Wszyscy masowi strzelcy mieli te 4 wspólne cechy
Sprawca masowej strzelaniny to osoba, która – jak wynika z definicji – dokonuje zabójstwa minimum czterech osób w miejscu publicznym.
Stereotypowo to biały mężczyzna – incel z historią przemocy domowej albo chorób psychicznych.
Amerykańscy psychologowie i politycy zastanawiali się, jakie jeszcze cechy lub doświadczenia musi mieć człowiek, by pewnego dnia wziąć do ręki broń i zacząć strzelać do ludzi jak, za przeproszeniem, do kaczek. Wielopłaszczyznowe analizy wszystkich amerykańskich sprawców masowych strzelanin od 1966 roku wykazały, że – choć wiele ich dzieliło – prawie zawsze dochodziło do zbiegu czterech konkretnych cech i okoliczności.
Po pierwsze, większość masowych morderców doświadczyła traumy we wczesnym dzieciństwie oraz przemocy w młodym wieku.
Urazy, takie jak samobójstwo rodziców, wykorzystywanie seksualne, zaniedbanie, przemoc domowa lub poważne zastraszanie, stały się przyczyną problemów ze zdrowiem psychicznym w późniejszym wieku, w tym depresji, lęku, zaburzeń myślenia lub skłonności samobójczych.
Po drugie, praktycznie każdy badany osiągnął możliwy do zidentyfikowania „punkt krytyczny” w tygodniach lub miesiącach poprzedzających strzelaninę.
Wydarzyło się coś, co spowodowało niepohamowany gniew lub przygnębienie. Na przykład zmiana statusu pracy u strzelców w miejscu pracy. Często było to odrzucenie przez grupę lub osobę czy zakończenie związku. Takie kryzysy powodowały wyraźną zmianę w zachowaniu sprawcy i w wielu przypadkach zostały dostrzeżone przez jego otoczenie.
Po trzecie, przyszli sprawcy wcześniej zawsze zbierali informacje na temat innych strzelców.
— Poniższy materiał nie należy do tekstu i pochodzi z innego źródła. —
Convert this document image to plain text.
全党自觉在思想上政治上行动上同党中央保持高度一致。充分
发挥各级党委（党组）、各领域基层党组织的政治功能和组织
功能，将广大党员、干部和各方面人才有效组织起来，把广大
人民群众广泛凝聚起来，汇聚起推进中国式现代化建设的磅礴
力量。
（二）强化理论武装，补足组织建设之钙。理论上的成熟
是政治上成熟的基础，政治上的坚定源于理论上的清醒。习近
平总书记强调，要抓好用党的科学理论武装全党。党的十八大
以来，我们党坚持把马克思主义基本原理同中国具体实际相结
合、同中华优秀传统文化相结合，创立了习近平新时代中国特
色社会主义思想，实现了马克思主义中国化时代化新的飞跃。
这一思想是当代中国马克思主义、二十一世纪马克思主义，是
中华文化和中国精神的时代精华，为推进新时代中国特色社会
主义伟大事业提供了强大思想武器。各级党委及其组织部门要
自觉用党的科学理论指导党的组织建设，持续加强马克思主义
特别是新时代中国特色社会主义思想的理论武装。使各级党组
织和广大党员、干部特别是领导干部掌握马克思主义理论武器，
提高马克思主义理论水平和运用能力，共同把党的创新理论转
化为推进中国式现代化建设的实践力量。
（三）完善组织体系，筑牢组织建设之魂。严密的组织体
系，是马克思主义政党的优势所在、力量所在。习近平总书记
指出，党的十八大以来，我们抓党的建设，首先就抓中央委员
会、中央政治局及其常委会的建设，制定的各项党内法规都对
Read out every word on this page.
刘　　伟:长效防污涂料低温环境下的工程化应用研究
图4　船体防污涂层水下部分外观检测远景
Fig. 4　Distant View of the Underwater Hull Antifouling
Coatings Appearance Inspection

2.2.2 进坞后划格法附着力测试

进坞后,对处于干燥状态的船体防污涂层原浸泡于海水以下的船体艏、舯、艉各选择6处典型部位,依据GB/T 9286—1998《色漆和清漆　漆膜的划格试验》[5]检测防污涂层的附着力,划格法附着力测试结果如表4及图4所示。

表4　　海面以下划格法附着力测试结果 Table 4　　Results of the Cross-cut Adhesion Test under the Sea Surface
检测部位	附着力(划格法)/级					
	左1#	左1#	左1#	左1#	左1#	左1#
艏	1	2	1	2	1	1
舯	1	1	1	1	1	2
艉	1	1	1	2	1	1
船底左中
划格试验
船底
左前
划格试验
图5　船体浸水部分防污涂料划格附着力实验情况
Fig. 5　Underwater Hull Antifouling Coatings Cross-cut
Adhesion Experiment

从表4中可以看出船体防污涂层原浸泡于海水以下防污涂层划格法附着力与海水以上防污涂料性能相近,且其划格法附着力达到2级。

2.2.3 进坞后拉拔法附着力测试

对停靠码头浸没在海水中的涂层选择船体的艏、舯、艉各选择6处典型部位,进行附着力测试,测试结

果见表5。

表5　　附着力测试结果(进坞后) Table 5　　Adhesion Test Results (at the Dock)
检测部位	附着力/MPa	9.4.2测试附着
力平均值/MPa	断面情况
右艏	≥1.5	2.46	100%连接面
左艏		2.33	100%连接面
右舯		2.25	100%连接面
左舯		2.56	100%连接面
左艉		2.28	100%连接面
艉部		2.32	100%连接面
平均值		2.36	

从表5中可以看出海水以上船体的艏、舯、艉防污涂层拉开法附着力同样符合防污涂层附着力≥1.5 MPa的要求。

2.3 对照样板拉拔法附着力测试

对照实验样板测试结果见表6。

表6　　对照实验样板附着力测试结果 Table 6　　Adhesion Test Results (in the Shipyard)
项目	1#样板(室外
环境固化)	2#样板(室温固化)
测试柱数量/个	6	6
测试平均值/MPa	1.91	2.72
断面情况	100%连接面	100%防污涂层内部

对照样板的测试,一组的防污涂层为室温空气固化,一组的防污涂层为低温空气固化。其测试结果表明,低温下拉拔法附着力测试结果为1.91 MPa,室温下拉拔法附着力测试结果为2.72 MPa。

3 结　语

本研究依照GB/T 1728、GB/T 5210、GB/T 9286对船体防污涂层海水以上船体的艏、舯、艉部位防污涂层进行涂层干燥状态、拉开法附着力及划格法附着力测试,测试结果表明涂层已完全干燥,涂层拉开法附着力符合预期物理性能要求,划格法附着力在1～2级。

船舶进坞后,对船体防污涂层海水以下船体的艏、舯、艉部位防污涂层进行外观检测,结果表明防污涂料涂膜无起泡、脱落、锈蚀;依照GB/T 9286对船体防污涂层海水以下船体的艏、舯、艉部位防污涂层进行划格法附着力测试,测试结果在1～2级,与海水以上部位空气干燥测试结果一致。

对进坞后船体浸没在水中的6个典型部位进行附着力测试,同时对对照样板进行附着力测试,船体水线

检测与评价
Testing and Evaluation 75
Szukali potwierdzenia dla własnych motywów w programach informacyjnych, mediach społecznościowych. Badali poczynania poprzedników i na tej podstawie budowli skrypty, czyli konkretne plany działania, które dawały im obietnicę jak największego rozgłosu w chwili śmierci. „Masowe strzelaniny są zaraźliwe społecznie, a strach i fascynacja innych częściowo napędzają motywację do ich popełniania” – napisali autorzy badania. – „Wielu sprawców zradykalizowało się w internecie, szukając potwierdzenia od innych, że ich wola zabójstwa jest uzasadniona.”
Czwarta okoliczność – zapewne najbardziej interesująca dla amerykańskich polityków – to dostęp do broni palnej.
„Według naszych danych w 80 proc. strzelanin szkolnych sprawcy otrzymywali broń od członków rodziny. Strzelcy w miejscu pracy używali pistoletów, które legalnie posiadali. Inni strzelcy publiczni byli bardziej skłonni do nielegalnego ich zdobycia” – napisali autorzy w raporcie. Badacze uważają, że zgromadzone informacje można wykorzystać do opracowania bardziej skutecznych strategii zapobiegania temu, co wielu uznało za „nieuniknione”. Środki bezpieczeństwa, takie jak wykrywacze metalu czy kontrola przeszłości ubiegających się o licencję na zakup broni, to za mało. Zdaniem autorów ważnym elementem prewencji może być utrudnianie potencjalnym sprawcom znalezienia społecznego potwierdzenia dla planowanych działań. Kampanie, takie jak #nonotoriety, pomagają pozbawić sprawców reklamowej karmy. „Nie tylko firmy technologiczne i media, ale wszyscy mamy wpływ na to, w jaki sposób konsumujemy, produkujemy i dystrybuujemy przemoc w mediach społecznościowych. Nie udostępniaj przemocy” – radzą autorzy.
Z analizy wynika też, że zdecydowana większość masowych strzelców z wyprzedzeniem ujawnia swoje plany. „Ludzie, którzy widzą lub wyczuwają, że coś jest nie tak, nie zawsze o tym mówią z powodu braku jasnych protokołów zgłaszania lub strachu przed nadmierną reakcją i nieuzasadnioną stygmatyzacją kogoś jako potencjalnego zagrożenia” – twierdzą autorzy. Ich zdaniem konieczne jest opracowanie systemów identyfikacji osób w kryzysie i sposobów docierania do nich.